Autocracies tend to be more successful than democracies in deploying natural resource rent. This renders democratic Botswana's success an anomaly, which Collier and Hoeffler (2006) attribute to strong checks and balances. This chapter assesses this thesis by comparing rent deployment since the 1960s in democratic Botswana with that in democratic Venezuela and in Indonesia's autocracy under Suharto. It draws on Rent‐cycling theory, which posits that the higher the ratio of rent/GDP the more likely it is that the political state will pursue rent distribution at the expense of wealth creation; so that rent is cycled through patronage channels at the expense of markets; and, consequently, the economy is distorted.
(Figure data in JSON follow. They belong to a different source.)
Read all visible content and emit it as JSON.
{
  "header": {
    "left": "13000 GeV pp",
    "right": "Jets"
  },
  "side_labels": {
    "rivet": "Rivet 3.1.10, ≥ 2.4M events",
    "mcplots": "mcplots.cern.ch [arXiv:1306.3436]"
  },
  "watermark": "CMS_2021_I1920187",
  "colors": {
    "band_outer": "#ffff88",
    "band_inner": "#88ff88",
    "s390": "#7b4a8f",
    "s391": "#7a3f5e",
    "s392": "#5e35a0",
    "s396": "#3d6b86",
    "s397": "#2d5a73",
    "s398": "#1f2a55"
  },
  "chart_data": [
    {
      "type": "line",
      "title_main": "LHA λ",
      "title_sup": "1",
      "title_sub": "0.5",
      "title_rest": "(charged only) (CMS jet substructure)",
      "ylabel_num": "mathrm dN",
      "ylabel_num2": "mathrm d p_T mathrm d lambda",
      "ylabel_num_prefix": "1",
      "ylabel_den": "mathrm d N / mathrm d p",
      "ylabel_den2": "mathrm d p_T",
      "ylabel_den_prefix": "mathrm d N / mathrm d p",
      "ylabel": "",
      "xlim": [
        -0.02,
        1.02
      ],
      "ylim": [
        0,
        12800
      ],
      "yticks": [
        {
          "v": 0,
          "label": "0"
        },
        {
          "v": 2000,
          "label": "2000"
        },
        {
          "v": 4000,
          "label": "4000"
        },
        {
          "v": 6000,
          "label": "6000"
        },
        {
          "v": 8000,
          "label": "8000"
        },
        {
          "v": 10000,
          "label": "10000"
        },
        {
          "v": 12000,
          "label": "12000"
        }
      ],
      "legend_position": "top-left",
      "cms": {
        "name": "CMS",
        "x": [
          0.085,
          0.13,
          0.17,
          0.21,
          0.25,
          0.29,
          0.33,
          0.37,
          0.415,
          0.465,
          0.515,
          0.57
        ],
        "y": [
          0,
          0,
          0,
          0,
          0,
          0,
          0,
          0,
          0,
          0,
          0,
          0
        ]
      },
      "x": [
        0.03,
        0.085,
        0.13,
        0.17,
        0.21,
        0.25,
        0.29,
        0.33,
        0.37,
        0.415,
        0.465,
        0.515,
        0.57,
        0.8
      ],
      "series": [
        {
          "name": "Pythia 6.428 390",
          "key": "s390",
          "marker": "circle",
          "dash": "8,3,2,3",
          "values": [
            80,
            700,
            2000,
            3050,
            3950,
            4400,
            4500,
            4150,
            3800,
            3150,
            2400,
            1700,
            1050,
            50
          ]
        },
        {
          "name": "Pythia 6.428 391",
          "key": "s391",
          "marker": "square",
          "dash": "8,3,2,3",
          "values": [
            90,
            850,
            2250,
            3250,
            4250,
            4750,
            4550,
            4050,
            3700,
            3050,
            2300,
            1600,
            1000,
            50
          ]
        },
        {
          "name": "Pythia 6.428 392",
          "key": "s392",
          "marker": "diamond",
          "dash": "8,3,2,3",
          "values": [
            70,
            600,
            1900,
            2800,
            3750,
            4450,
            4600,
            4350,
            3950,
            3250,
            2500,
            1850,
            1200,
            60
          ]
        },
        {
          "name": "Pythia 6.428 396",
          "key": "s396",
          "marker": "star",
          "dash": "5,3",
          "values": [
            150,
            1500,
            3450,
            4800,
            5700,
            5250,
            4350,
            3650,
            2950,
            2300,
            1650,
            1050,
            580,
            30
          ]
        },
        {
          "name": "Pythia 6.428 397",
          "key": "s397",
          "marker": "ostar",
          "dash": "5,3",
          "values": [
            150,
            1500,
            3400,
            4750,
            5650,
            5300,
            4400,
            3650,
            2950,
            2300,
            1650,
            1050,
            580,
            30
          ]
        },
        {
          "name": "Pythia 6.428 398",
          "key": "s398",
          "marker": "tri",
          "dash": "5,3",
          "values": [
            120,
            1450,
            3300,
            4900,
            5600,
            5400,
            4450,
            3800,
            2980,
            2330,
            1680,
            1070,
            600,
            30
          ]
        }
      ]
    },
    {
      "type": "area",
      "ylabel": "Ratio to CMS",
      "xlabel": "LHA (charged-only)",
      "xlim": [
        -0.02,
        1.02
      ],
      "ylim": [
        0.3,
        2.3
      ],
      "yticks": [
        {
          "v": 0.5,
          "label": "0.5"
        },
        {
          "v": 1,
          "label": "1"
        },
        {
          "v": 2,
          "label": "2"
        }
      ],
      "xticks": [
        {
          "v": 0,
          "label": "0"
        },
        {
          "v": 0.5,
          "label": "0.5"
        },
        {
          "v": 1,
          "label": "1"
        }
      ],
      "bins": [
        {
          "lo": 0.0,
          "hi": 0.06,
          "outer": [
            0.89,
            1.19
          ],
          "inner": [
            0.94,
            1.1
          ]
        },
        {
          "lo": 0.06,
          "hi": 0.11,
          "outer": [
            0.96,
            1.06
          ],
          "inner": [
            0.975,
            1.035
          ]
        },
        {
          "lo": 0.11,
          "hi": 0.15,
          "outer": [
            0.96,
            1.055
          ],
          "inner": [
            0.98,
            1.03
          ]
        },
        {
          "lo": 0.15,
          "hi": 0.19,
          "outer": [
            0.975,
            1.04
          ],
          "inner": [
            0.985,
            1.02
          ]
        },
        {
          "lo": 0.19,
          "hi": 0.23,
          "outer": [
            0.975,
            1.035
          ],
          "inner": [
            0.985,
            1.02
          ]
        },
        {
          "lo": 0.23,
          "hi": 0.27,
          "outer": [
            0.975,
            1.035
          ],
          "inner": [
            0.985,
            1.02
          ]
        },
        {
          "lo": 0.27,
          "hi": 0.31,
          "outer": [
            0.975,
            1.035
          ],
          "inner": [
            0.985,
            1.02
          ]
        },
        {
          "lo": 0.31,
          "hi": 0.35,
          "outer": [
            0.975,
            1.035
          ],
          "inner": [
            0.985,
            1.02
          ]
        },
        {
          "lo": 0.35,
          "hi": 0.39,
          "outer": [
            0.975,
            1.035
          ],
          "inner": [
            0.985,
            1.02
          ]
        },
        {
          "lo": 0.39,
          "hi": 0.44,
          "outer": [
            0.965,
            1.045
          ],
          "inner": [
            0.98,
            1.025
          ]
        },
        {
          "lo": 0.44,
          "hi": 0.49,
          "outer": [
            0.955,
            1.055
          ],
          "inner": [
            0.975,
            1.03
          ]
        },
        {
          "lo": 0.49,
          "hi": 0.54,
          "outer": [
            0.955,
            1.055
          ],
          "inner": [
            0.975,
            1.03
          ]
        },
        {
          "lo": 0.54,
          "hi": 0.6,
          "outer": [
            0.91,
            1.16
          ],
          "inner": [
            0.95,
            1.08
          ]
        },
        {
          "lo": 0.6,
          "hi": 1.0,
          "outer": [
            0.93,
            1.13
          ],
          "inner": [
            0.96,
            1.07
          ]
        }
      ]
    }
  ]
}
This increases its vulnerability to external shocks and a collapse in growth. The chapter reaches four conclusions. First, a critical determinant of Rent‐cycling outcomes is the strength of the incentives for the elite to prioritise wealth creation over rent distribution. Low rent confers such incentives, as do a rent stream that is precarious (Botswana) and a perception of rent exhaustion (Indonesia). Second, effective institutions reflect rather than mould them wealth‐creating incentives. Patronage‐driven rent cycling tends to corrode institutions, whereas market‐channelled rent tends to consolidate them. Third, few governments manage to pursue all four key policies required for effective rent cycling. Finally, Rent‐cycling impacts are cumulative and negative circles are difficult to arrest.